Pero ahora, con la IA, podemos ver qué es lo que viene. O, al menos, intentarlo. Y de ahí surge la pregunta que puede ser clave para el futuro: ¿cuál es el equivalente, en la inteligencia artificial, del algoritmo para las redes sociales? Garbulsky arriesgó una posible respuesta: la adulación.
“Muchas inteligencias artificiales tienen una obsesión con ser supercondescendientes con nosotros.

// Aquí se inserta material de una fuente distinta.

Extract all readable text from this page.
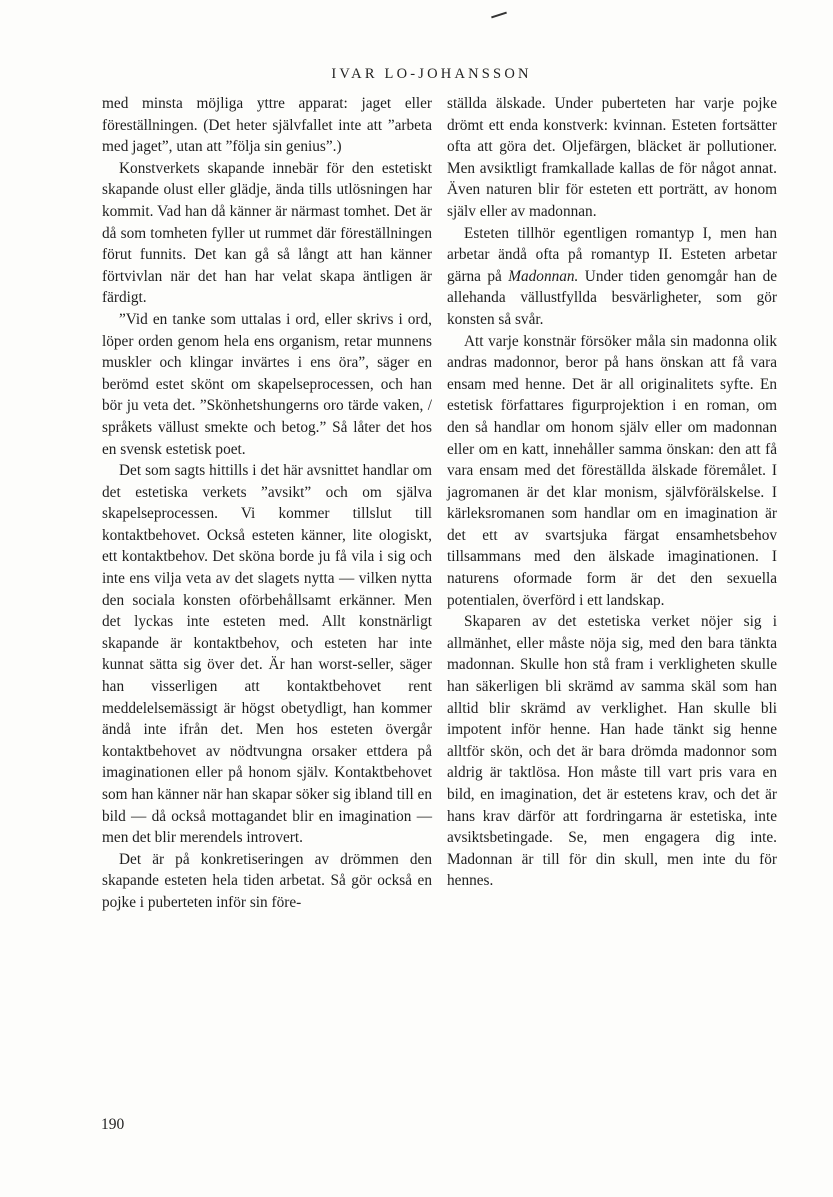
IVAR LO-JOHANSSON

med minsta möjliga yttre apparat: jaget eller föreställningen. (Det heter självfallet inte att ”arbeta med jaget”, utan att ”följa sin genius”.)

Konstverkets skapande innebär för den estetiskt skapande olust eller glädje, ända tills utlösningen har kommit. Vad han då känner är närmast tomhet. Det är då som tomheten fyller ut rummet där föreställningen förut funnits. Det kan gå så långt att han känner förtvivlan när det han har velat skapa äntligen är färdigt.

”Vid en tanke som uttalas i ord, eller skrivs i ord, löper orden genom hela ens organism, retar munnens muskler och klingar invärtes i ens öra”, säger en berömd estet skönt om skapelseprocessen, och han bör ju veta det. ”Skönhetshungerns oro tärde vaken, / språkets vällust smekte och betog.” Så låter det hos en svensk estetisk poet.

Det som sagts hittills i det här avsnittet handlar om det estetiska verkets ”avsikt” och om själva skapelseprocessen. Vi kommer tillslut till kontaktbehovet. Också esteten känner, lite ologiskt, ett kontaktbehov. Det sköna borde ju få vila i sig och inte ens vilja veta av det slagets nytta — vilken nytta den sociala konsten oförbehållsamt erkänner. Men det lyckas inte esteten med. Allt konstnärligt skapande är kontaktbehov, och esteten har inte kunnat sätta sig över det. Är han worst-seller, säger han visserligen att kontaktbehovet rent meddelelsemässigt är högst obetydligt, han kommer ändå inte ifrån det. Men hos esteten övergår kontaktbehovet av nödtvungna orsaker ettdera på imaginationen eller på honom själv. Kontaktbehovet som han känner när han skapar söker sig ibland till en bild — då också mottagandet blir en imagination — men det blir merendels introvert.

Det är på konkretiseringen av drömmen den skapande esteten hela tiden arbetat. Så gör också en pojke i puberteten inför sin före-

ställda älskade. Under puberteten har varje pojke drömt ett enda konstverk: kvinnan. Esteten fortsätter ofta att göra det. Oljefärgen, bläcket är pollutioner. Men avsiktligt framkallade kallas de för något annat. Även naturen blir för esteten ett porträtt, av honom själv eller av madonnan.

Esteten tillhör egentligen romantyp I, men han arbetar ändå ofta på romantyp II. Esteten arbetar gärna på Madonnan. Under tiden genomgår han de allehanda vällustfyllda besvärligheter, som gör konsten så svår.

Att varje konstnär försöker måla sin madonna olik andras madonnor, beror på hans önskan att få vara ensam med henne. Det är all originalitets syfte. En estetisk författares figurprojektion i en roman, om den så handlar om honom själv eller om madonnan eller om en katt, innehåller samma önskan: den att få vara ensam med det föreställda älskade föremålet. I jagromanen är det klar monism, självförälskelse. I kärleksromanen som handlar om en imagination är det ett av svartsjuka färgat ensamhetsbehov tillsammans med den älskade imaginationen. I naturens oformade form är det den sexuella potentialen, överförd i ett landskap.

Skaparen av det estetiska verket nöjer sig i allmänhet, eller måste nöja sig, med den bara tänkta madonnan. Skulle hon stå fram i verkligheten skulle han säkerligen bli skrämd av samma skäl som han alltid blir skrämd av verklighet. Han skulle bli impotent inför henne. Han hade tänkt sig henne alltför skön, och det är bara drömda madonnor som aldrig är taktlösa. Hon måste till vart pris vara en bild, en imagination, det är estetens krav, och det är hans krav därför att fordringarna är estetiska, inte avsiktsbetingade. Se, men engagera dig inte. Madonnan är till för din skull, men inte du för hennes.

190
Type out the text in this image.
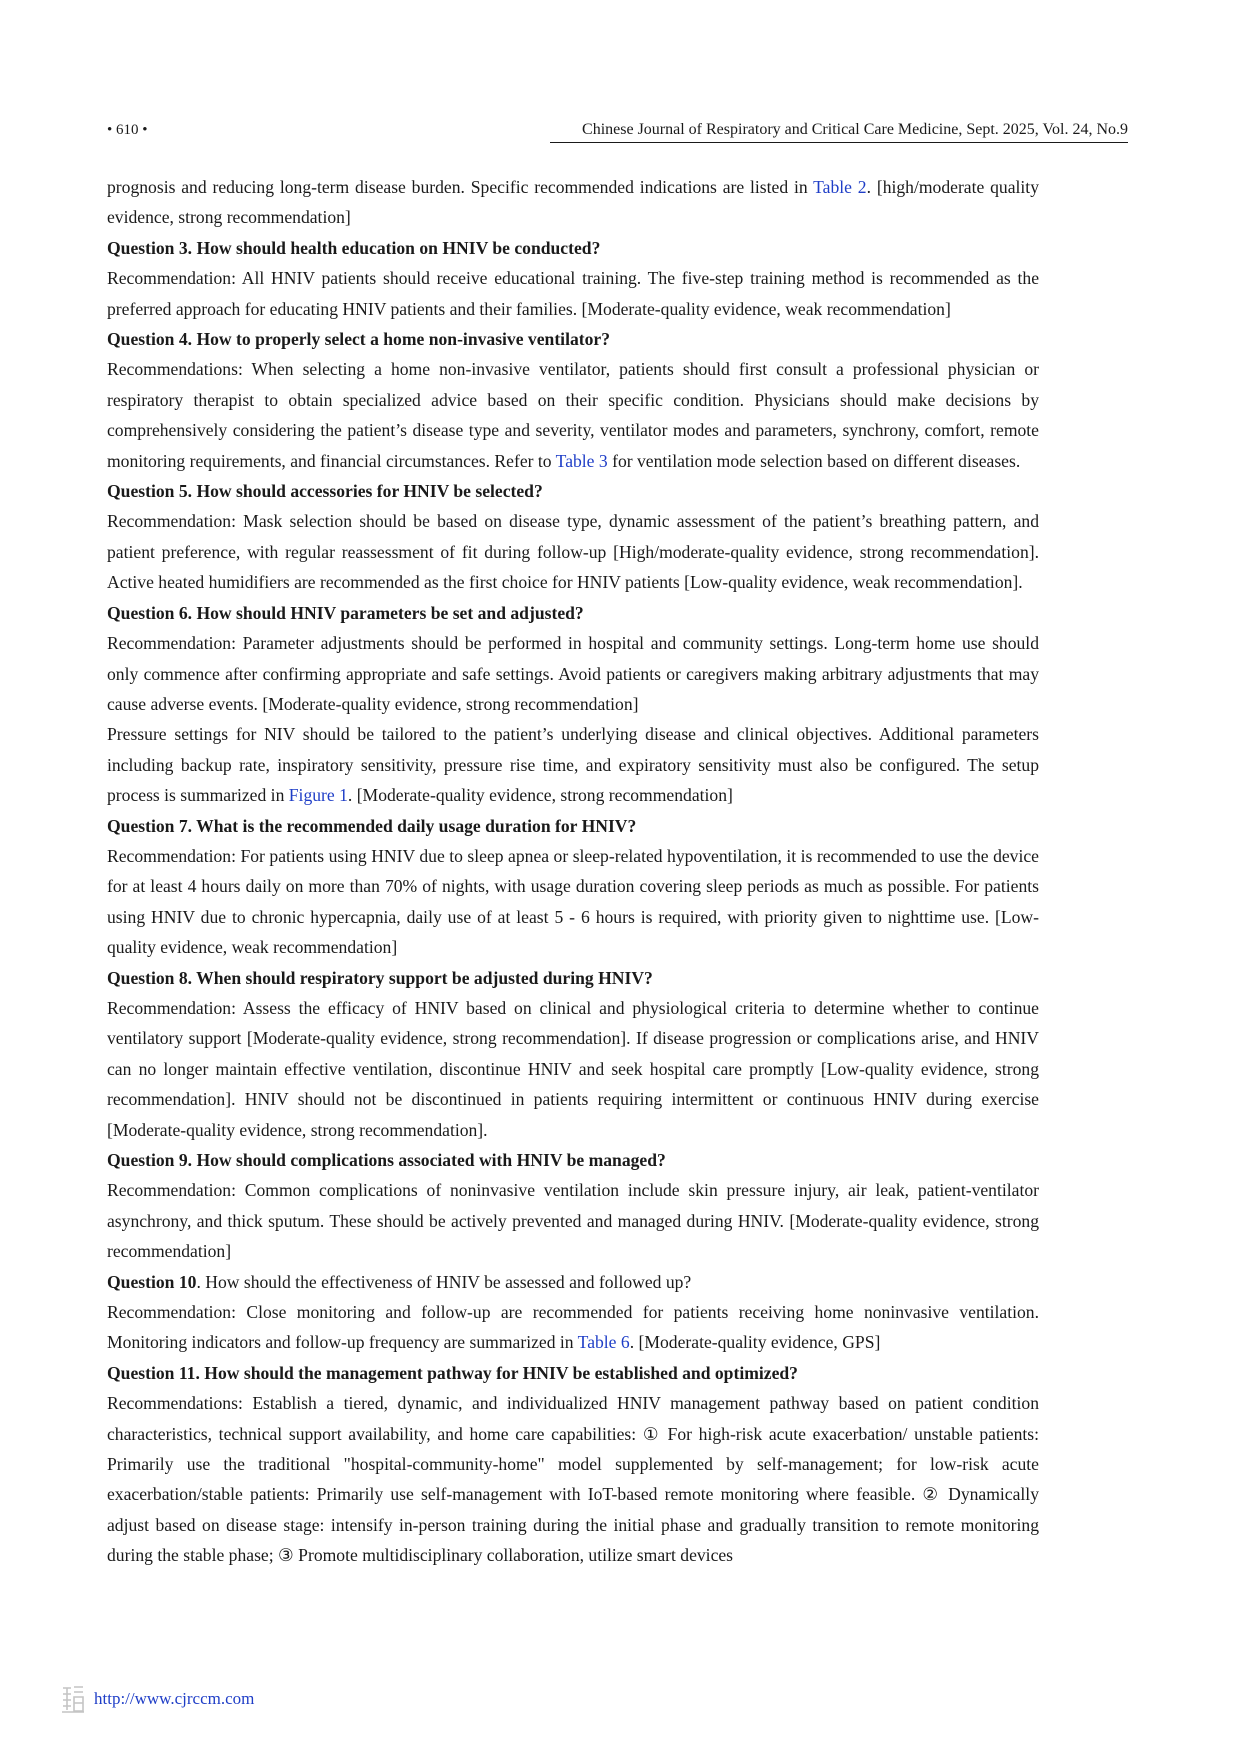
• 610 •	Chinese Journal of Respiratory and Critical Care Medicine, Sept. 2025, Vol. 24, No.9

prognosis and reducing long-term disease burden. Specific recommended indications are listed in Table 2. [high/moderate quality evidence, strong recommendation]

Question 3. How should health education on HNIV be conducted?

Recommendation: All HNIV patients should receive educational training. The five-step training method is recommended as the preferred approach for educating HNIV patients and their families. [Moderate-quality evidence, weak recommendation]

Question 4. How to properly select a home non-invasive ventilator?

Recommendations: When selecting a home non-invasive ventilator, patients should first consult a professional physician or respiratory therapist to obtain specialized advice based on their specific condition. Physicians should make decisions by comprehensively considering the patient’s disease type and severity, ventilator modes and parameters, synchrony, comfort, remote monitoring requirements, and financial circumstances. Refer to Table 3 for ventilation mode selection based on different diseases.

Question 5. How should accessories for HNIV be selected?

Recommendation: Mask selection should be based on disease type, dynamic assessment of the patient’s breathing pattern, and patient preference, with regular reassessment of fit during follow-up [High/moderate-quality evidence, strong recommendation]. Active heated humidifiers are recommended as the first choice for HNIV patients [Low-quality evidence, weak recommendation].

Question 6. How should HNIV parameters be set and adjusted?

Recommendation: Parameter adjustments should be performed in hospital and community settings. Long-term home use should only commence after confirming appropriate and safe settings. Avoid patients or caregivers making arbitrary adjustments that may cause adverse events. [Moderate-quality evidence, strong recommendation]

Pressure settings for NIV should be tailored to the patient’s underlying disease and clinical objectives. Additional parameters including backup rate, inspiratory sensitivity, pressure rise time, and expiratory sensitivity must also be configured. The setup process is summarized in Figure 1. [Moderate-quality evidence, strong recommendation]

Question 7. What is the recommended daily usage duration for HNIV?

Recommendation: For patients using HNIV due to sleep apnea or sleep-related hypoventilation, it is recommended to use the device for at least 4 hours daily on more than 70% of nights, with usage duration covering sleep periods as much as possible. For patients using HNIV due to chronic hypercapnia, daily use of at least 5 - 6 hours is required, with priority given to nighttime use. [Low-quality evidence, weak recommendation]

Question 8. When should respiratory support be adjusted during HNIV?

Recommendation: Assess the efficacy of HNIV based on clinical and physiological criteria to determine whether to continue ventilatory support [Moderate-quality evidence, strong recommendation]. If disease progression or complications arise, and HNIV can no longer maintain effective ventilation, discontinue HNIV and seek hospital care promptly [Low-quality evidence, strong recommendation]. HNIV should not be discontinued in patients requiring intermittent or continuous HNIV during exercise [Moderate-quality evidence, strong recommendation].

Question 9. How should complications associated with HNIV be managed?

Recommendation: Common complications of noninvasive ventilation include skin pressure injury, air leak, patient-ventilator asynchrony, and thick sputum. These should be actively prevented and managed during HNIV. [Moderate-quality evidence, strong recommendation]

Question 10. How should the effectiveness of HNIV be assessed and followed up?

Recommendation: Close monitoring and follow-up are recommended for patients receiving home noninvasive ventilation. Monitoring indicators and follow-up frequency are summarized in Table 6. [Moderate-quality evidence, GPS]

Question 11. How should the management pathway for HNIV be established and optimized?

Recommendations: Establish a tiered, dynamic, and individualized HNIV management pathway based on patient condition characteristics, technical support availability, and home care capabilities: ① For high-risk acute exacerbation/ unstable patients: Primarily use the traditional "hospital-community-home" model supplemented by self-management; for low-risk acute exacerbation/stable patients: Primarily use self-management with IoT-based remote monitoring where feasible. ② Dynamically adjust based on disease stage: intensify in-person training during the initial phase and gradually transition to remote monitoring during the stable phase; ③ Promote multidisciplinary collaboration, utilize smart devices

http://www.cjrccm.com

Le decís una pavada y te contestan ‘qué gran idea, qué maravilla’, ‘seguí por ahí’. ¿Y por qué lo hacen? Porque a la inteligencia artificial también le interesa que te quedes”, aseguró.
Esto se ve incluso en un fenómeno que ha captado la atención en el mundo entero y es el uso de la IA como psicólogo. “Muchas personas, en vez de hablar con un psicólogo de verdad o en vez de juntarse con un amigo o de ir a la plaza o venir a un evento de Aprender de Grandes, se están quedando a hablar con una inteligencia artificial y eso no está bueno, porque ahí sí perdemos humanidad. Me preocupa que se vaya a un extremo y termine en que seamos todos medio robotitos, hablando con una IA. No es un futuro que me gustaría que suceda”, marcó.
Para Garbulsky, ese punto es el centro de un dilema moral inminente: “Como todas estas son empresas con fines de lucro y con un mandato claro de optimizar sus ganancias, cuando aparezca el conflicto entre decirte la verdad y seguir adulándote para que te quedes, creo que van a terminar optando por seguir adulándote”.
Cuando la tecnología empieza a reemplazar
Hay otro punto, además de la adulación que nos engancha, que Garbulsky consideró clave: “Dejamos de hablarle a humanos y empezamos a hablarle a la IA. Esta nueva tecnología en lugar de facilitar el contacto humano, está reemplazándolo y eso es de las cosas que más me preocupa”.
Quien antes mandaba mensajes a un amigo lejano usaba la tecnología como puente entre dos personas. Quien hoy se queda conversando con un chatbot toda la noche no tiene a nadie del otro lado: tiene un sistema entrenado para sonar comprensivo.
De todos modos, Garbulsky aclaró que no propone rechazar la herramienta. “Sería una falsa dicotomía pensar que tenemos que elegir entre abrazar la inteligencia artificial o potenciar nuestra humanidad. Hay que encontrar la manera de hacer las dos cosas”, dijo.
De hecho, Aprender de Grandes tiene un club virtual en el que las personas se reúnen y conversan, intercambian y aprenden. Una de las propuestas de trabajo del año en uno de los grupos se llama, justamente: “Abrazá la IA y potenciá tu humanidad”. Se reemplazó la “o” deliberadamente por la “y”.